Greenpoint Press, New York, NY, 2020
This memoir of Jewish Iranian Esther Amini is at once moving and sad, funny and joyous; it is also highly instructive. For those of us who knew nothing of the history of the hidden Jews in Iran, how they came to be there and what they endured, this is indeed eye-opening.
This is a migration story both for Esther’s parents and earlier generations. It is also a tale of settlement in the USA, a story of a family and how its members met their many challenges, internal, societal and familial.
The author gives us a revealing picture of her parents and their attitudes, the things that made their characters and the life they adopted as emigrants fleeing their hazardous life in Iran.
Esther herself was born in America but led nothing like a typical American childhood. We meet her larger-than-life mother and a father who mostly wished to keep her away from society at large, in a time warp of sorts. The tale is told lineally and keeps the perspective of Esther’s age and outlook from small child to teenager to young woman and ultimately to the mature self of the present day.
We feel with her the puzzlements, pains and embarrassments of those years with the often outrageous, outspoken behaviour of her ebullient, strong and sympathetically drawn Americaphile mother (for whom we do feel such affection), and the enclosed resistance of her father alongside his desire to protect his daughter at all costs – but in the end we also share her understanding that both were loving parents.

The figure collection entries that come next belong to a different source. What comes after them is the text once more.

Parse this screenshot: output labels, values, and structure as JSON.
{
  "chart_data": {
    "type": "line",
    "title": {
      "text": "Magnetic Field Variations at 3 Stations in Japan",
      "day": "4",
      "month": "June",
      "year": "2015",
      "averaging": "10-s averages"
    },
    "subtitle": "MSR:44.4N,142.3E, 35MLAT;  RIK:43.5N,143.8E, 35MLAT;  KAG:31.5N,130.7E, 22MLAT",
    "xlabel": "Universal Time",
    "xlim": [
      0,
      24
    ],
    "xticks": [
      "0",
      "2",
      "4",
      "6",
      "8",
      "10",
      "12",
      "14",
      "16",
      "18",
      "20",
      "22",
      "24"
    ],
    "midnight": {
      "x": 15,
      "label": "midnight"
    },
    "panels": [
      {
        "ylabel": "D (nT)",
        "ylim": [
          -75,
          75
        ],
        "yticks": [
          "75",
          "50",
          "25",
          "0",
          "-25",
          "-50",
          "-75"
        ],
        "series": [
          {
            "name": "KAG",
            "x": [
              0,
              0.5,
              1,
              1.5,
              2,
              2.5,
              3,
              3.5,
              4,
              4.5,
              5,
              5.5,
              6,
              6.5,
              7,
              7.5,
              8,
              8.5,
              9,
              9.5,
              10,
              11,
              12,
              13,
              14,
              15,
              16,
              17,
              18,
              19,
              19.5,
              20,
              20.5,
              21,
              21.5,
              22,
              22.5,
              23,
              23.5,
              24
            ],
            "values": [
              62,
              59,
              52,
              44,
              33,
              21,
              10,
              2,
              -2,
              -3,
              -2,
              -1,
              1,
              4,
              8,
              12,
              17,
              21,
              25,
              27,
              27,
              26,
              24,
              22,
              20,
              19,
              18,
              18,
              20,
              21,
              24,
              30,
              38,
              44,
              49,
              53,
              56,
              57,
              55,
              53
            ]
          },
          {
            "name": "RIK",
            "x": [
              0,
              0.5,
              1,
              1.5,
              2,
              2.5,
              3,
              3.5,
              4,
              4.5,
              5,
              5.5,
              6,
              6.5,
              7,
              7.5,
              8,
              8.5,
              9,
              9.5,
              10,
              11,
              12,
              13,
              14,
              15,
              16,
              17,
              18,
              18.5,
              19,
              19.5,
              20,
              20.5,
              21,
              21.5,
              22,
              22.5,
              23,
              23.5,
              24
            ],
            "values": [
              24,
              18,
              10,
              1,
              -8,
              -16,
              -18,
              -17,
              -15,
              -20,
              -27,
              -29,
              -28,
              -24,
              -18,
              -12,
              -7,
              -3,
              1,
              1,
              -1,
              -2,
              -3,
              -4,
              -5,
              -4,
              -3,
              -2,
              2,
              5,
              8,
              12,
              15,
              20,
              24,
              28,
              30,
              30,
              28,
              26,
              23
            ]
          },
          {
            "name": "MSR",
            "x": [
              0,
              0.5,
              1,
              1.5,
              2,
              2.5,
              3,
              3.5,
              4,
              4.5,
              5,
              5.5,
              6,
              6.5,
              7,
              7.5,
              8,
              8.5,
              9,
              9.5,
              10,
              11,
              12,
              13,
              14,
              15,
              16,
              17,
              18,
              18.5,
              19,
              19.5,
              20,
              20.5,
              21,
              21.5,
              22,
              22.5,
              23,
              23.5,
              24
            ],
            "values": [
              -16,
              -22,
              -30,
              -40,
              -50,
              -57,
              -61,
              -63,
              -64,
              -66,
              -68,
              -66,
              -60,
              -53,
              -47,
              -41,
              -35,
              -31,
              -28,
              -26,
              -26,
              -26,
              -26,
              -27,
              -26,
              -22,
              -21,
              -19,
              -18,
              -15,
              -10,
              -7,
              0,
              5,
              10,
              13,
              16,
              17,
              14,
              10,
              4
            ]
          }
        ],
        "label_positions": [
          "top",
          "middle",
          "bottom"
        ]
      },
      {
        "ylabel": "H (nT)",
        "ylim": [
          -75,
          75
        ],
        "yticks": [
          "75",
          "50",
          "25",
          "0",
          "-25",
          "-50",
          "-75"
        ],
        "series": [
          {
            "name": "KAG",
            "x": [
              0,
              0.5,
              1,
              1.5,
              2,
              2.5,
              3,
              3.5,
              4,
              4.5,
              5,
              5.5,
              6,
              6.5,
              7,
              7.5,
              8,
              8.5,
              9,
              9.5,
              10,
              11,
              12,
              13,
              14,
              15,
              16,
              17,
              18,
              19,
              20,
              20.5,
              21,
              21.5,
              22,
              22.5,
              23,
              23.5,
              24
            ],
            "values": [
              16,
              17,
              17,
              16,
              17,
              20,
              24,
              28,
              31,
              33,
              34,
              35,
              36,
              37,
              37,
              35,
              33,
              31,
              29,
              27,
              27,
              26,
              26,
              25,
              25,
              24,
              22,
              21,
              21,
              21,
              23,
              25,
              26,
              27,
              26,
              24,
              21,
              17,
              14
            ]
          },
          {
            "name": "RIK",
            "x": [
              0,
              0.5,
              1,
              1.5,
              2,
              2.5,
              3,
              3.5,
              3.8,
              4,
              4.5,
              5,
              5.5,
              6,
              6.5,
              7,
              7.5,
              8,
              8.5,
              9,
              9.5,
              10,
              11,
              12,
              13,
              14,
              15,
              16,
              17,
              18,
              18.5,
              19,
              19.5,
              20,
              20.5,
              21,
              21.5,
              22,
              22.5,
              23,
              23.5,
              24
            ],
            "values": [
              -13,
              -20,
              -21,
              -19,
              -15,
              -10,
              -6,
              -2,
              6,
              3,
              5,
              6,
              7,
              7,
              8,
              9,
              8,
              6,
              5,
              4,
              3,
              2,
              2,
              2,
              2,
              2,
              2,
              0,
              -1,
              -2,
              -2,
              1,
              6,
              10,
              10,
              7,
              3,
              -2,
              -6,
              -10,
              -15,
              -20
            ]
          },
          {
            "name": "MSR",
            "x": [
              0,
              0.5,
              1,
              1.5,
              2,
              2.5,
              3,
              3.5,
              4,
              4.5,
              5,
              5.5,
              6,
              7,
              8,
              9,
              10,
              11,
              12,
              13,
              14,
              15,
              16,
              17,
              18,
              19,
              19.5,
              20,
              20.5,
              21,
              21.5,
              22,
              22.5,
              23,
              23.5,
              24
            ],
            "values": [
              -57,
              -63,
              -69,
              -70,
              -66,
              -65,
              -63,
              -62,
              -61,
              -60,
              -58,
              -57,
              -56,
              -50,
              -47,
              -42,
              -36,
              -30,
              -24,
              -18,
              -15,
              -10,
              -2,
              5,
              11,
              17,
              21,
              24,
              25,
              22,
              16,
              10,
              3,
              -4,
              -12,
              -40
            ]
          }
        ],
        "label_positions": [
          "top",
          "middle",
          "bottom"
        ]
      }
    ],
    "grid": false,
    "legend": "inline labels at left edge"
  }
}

The life she paints for us is full of both deeply painful times and very funny events, all graphically written and with great clarity of detail – the costume parade when she is draped in the garb of a Boukharian shepherd for Purim, the charade of the buying visit with her mother to Oscar de la Renta’s store, her mother’s learning to drive despite being illiterate, Esther’s own determination to enrol in college, her arranged marriage and its violence, her second marriage to her American husband and the happy times and work she enjoys.
In short, it’s a life like no other, but at the same time highly relatable for us all. We all struggle, fall, rise up (if we are lucky enough, determined and supported by family and friends), and reflect upon our position in our families, the love we need, receive and give. And this is what the author has done so very beautifully, enmeshing us in her singular story and the singular culture of the crypto-Jews, so foreign to most of us, but at the same time, in a story which invites us into the intimacy of what we all share.
The memoir is finely crafted. Esther has a highly developed capacity to capture our emotions, to excite our interest and to make her story important to us. The writing is fluent and inclusive in its voice.
The honesty of the telling allows us, as reader strangers, a delicate intimacy with the writer, which stays with us well after the book’s ending. Esther has proved and affirmed her dad’s assertion: There is nothing more dangerous than a girl with a book.
Nothing more powerful either, I think.
Thank you to Esther and Greenpoint Press for the review copy of Concealed and for the opportunity to speak directly despite our distance. It was a privilege.